Incretin-based therapies in the management of type 2 diabetes: rationale and reality in a managed care setting.
Am J Manag Care · 2010
Last updated 2026-05-28Traditional diabetes drugs often fail to fully address the disease’s causes, such as high blood sugar and weight gain. Newer incretin-based therapies, including GLP-1 drugs like exenatide and liraglutide, improve insulin function, reduce appetite, and help stabilize or lower weight while managing blood sugar control.
AI summary of the abstract below.
| Journal | Am J Manag Care, 2010 |
|---|---|
| Citations | 38 |
| Relative citation ratio | 1.01 |
| NIH percentile | 51 |
| Molecules | — |
| Conditions studied | Type 2 Diabetes |
Abstract
In addition to the hypoglycemia and weight gain associated with many treatments for type 2 diabetes, alpha-glucosidase inhibitors, thiazolidinediones, metformin, sulfonylureas, and the glinides do not address all of the multiple defects existing in the pathophysiology of the disease. Cumulatively, these oral agents address the influx of glucose from the gastrointestinal tract, impaired insulin activity, and acute beta-cell dysfunction in type 2 diabetes; however, until recently, there were no means to deal with the inappropriate hyperglucagonemia or chronic beta-cell-decline characteristic of the disease.

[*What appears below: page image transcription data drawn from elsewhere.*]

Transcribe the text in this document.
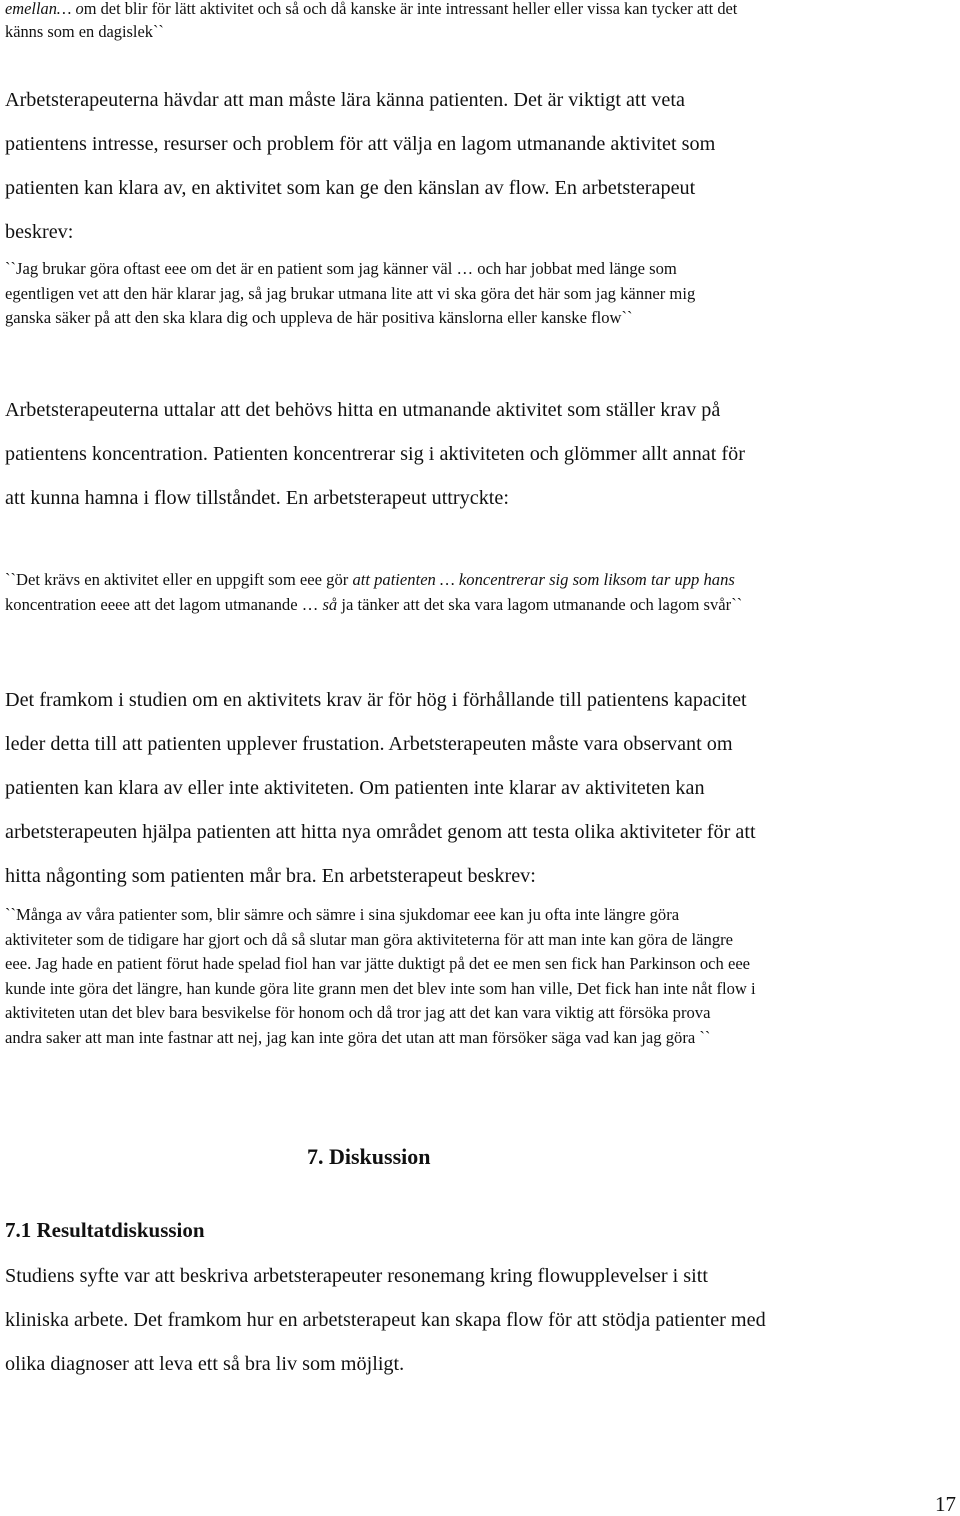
emellan… om det blir för lätt aktivitet och så och då kanske är inte intressant heller eller vissa kan tycker att det
känns som en dagislek``
Arbetsterapeuterna hävdar att man måste lära känna patienten. Det är viktigt att veta
patientens intresse, resurser och problem för att välja en lagom utmanande aktivitet som
patienten kan klara av, en aktivitet som kan ge den känslan av flow. En arbetsterapeut
beskrev:
``Jag brukar göra oftast eee om det är en patient som jag känner väl … och har jobbat med länge som
egentligen vet att den här klarar jag, så jag brukar utmana lite att vi ska göra det här som jag känner mig
ganska säker på att den ska klara dig och uppleva de här positiva känslorna eller kanske flow``
Arbetsterapeuterna uttalar att det behövs hitta en utmanande aktivitet som ställer krav på
patientens koncentration. Patienten koncentrerar sig i aktiviteten och glömmer allt annat för
att kunna hamna i flow tillståndet. En arbetsterapeut uttryckte:
``Det krävs en aktivitet eller en uppgift som eee gör att patienten … koncentrerar sig som liksom tar upp hans
koncentration eeee att det lagom utmanande … så ja tänker att det ska vara lagom utmanande och lagom svår``
Det framkom i studien om en aktivitets krav är för hög i förhållande till patientens kapacitet
leder detta till att patienten upplever frustation. Arbetsterapeuten måste vara observant om
patienten kan klara av eller inte aktiviteten. Om patienten inte klarar av aktiviteten kan
arbetsterapeuten hjälpa patienten att hitta nya området genom att testa olika aktiviteter för att
hitta någonting som patienten mår bra. En arbetsterapeut beskrev:
``Många av våra patienter som, blir sämre och sämre i sina sjukdomar eee kan ju ofta inte längre göra
aktiviteter som de tidigare har gjort och då så slutar man göra aktiviteterna för att man inte kan göra de längre
eee. Jag hade en patient förut hade spelad fiol han var jätte duktigt på det ee men sen fick han Parkinson och eee
kunde inte göra det längre, han kunde göra lite grann men det blev inte som han ville, Det fick han inte nåt flow i
aktiviteten utan det blev bara besvikelse för honom och då tror jag att det kan vara viktig att försöka prova
andra saker att man inte fastnar att nej, jag kan inte göra det utan att man försöker säga vad kan jag göra ``
7. Diskussion
7.1 Resultatdiskussion
Studiens syfte var att beskriva arbetsterapeuter resonemang kring flowupplevelser i sitt
kliniska arbete. Det framkom hur en arbetsterapeut kan skapa flow för att stödja patienter med
olika diagnoser att leva ett så bra liv som möjligt.
17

The recently introduced incretin-based therapies serve to address some of the challenges associated with traditionally available oral antidiabetic agents. In addition to improving beta-cell function, stimulating insulin secretion, and inhibiting glucagon secretion, these agents reduce appetite, thereby stabilizing weight and/or promoting weight loss in patients with type 2 diabetes. Of the incretin-based therapies, both the dipeptidyl peptidase-4 (DPP-4) inhibitors and the glucagon-like peptide-1 (GLP-1) receptor agonists stimulate insulin secretion and inhibit glucagon secretion. The subsequent review outlines evidence from selected clinical trials of the currently available GLP-1 receptor agonists, exenatide and liraglutide, and DPP-4 inhibitors, sitagliptin and saxagliptin. Earlier and more frequent use of these incretin-based therapies is recommended in the treatment of type 2 diabetes, based on their overall safety and ability to achieve the glycosylated hemoglobin level goal. As such, both the American Diabetes Association and the American Association of Clinical Endocrinologists/American College of Endocrinology (AACE/ACE) treatment algorithms recommend the use of incretin-based therapy in both treatment-naive and previously treated patients. The AACE/ACE guidelines clearly state that these agents should not be limited to third- or fourth-line therapy.